The ultimate irony is that Daniels comes from what’s obviously a demographic breeding ground for tRump cultism: The dispossessed lower classes who obviously feel disconnected from the more fortunate and/or privileged classes as well as much of the current modern zeitgeist of a rapidly shifting and mutating culture. Daniels says she is a registered Republican.
I trust the truthfulness and soulfulness of Stormy as I see her in this doc. I wouldn’t trust tRump with a stick of chewing gum.
Feature Film: “The Holdovers” – A New England prep school teacher minds students staying on over the winter holiday break to his initial frustration followed by touching epiphanies. Scripted, acted and shot well, it’s small in scope and action yet yields large emotional rewards.

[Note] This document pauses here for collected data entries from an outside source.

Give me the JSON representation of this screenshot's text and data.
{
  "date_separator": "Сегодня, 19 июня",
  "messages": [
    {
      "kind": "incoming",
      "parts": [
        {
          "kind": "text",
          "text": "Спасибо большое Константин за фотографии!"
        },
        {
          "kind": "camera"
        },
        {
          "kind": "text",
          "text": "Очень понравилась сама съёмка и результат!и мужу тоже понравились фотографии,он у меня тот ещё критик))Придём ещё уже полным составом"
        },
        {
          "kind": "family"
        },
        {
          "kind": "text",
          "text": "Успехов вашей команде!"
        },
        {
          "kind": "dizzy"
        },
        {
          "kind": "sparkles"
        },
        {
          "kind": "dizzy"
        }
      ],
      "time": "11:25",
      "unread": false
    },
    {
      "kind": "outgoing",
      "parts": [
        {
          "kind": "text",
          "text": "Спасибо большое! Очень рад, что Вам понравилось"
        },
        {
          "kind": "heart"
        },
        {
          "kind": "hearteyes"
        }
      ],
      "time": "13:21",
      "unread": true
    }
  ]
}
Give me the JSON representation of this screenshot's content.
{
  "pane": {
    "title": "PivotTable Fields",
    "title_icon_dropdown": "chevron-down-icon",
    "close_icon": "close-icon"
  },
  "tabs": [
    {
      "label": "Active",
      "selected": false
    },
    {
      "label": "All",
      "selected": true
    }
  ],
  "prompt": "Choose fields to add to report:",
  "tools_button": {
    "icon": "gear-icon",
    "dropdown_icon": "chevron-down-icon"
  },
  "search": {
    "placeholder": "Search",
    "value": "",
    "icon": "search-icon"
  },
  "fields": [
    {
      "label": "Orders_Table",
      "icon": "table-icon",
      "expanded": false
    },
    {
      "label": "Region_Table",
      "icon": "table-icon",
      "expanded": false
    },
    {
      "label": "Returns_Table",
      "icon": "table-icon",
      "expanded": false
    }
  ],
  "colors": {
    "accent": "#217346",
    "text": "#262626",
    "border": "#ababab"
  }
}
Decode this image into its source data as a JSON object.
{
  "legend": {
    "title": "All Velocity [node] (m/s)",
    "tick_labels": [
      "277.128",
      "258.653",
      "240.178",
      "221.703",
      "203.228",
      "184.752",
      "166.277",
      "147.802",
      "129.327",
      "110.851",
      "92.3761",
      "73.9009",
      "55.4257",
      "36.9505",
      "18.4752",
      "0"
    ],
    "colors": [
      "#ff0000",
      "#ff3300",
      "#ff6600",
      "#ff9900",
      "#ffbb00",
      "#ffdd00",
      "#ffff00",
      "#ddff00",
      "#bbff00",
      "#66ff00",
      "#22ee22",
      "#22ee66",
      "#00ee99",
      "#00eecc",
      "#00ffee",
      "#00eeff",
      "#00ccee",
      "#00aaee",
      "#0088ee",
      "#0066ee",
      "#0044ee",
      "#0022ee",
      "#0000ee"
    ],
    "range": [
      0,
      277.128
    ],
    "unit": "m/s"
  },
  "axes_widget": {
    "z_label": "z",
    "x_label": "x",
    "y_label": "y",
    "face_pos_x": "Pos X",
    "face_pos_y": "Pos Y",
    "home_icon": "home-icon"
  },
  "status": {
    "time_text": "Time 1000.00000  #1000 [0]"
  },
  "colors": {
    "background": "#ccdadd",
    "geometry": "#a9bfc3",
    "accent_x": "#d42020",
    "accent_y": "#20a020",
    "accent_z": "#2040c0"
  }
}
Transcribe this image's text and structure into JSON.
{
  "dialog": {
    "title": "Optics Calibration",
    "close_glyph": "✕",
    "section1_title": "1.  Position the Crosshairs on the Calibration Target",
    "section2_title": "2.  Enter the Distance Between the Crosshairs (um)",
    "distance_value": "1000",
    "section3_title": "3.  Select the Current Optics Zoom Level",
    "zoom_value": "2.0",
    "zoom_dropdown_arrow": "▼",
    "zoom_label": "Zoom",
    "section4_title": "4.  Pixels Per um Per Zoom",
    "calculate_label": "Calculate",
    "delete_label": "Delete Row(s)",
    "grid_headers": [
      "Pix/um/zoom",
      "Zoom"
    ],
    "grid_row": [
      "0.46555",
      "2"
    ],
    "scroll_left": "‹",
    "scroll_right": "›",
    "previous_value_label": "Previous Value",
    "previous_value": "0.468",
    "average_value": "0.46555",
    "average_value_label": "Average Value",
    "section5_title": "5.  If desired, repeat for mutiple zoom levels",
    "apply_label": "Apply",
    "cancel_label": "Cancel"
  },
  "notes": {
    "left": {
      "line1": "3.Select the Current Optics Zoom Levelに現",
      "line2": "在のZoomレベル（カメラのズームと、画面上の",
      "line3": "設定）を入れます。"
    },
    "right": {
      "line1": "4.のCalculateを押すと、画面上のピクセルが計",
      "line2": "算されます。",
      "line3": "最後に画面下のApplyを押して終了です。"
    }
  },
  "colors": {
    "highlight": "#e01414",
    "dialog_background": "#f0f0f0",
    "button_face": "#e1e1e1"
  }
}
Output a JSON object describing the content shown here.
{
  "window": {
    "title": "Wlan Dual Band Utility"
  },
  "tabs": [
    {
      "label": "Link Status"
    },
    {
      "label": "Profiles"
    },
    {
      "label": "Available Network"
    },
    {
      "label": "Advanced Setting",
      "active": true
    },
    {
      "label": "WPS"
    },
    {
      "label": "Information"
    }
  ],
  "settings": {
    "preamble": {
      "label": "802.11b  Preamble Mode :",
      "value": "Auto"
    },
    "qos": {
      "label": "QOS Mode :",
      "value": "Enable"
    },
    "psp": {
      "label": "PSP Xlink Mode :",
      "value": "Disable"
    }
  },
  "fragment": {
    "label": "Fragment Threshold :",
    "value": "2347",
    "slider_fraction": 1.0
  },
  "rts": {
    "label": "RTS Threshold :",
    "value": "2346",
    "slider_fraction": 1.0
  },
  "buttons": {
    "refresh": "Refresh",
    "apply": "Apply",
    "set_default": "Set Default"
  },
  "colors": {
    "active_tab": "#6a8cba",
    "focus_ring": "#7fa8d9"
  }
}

Album: Hit Me Soft and Hard by Billie Eilish – The Gen Z superstar soared to fame with recordings made in a bedroom with her brother because her songs and voice and his musical/production skills are first-rate and rich with heart and sincerity. Her third and most atmospheric album may express thoughts and feelings relevant to youthful lives, but older music fans will easily wooed by her musical charms.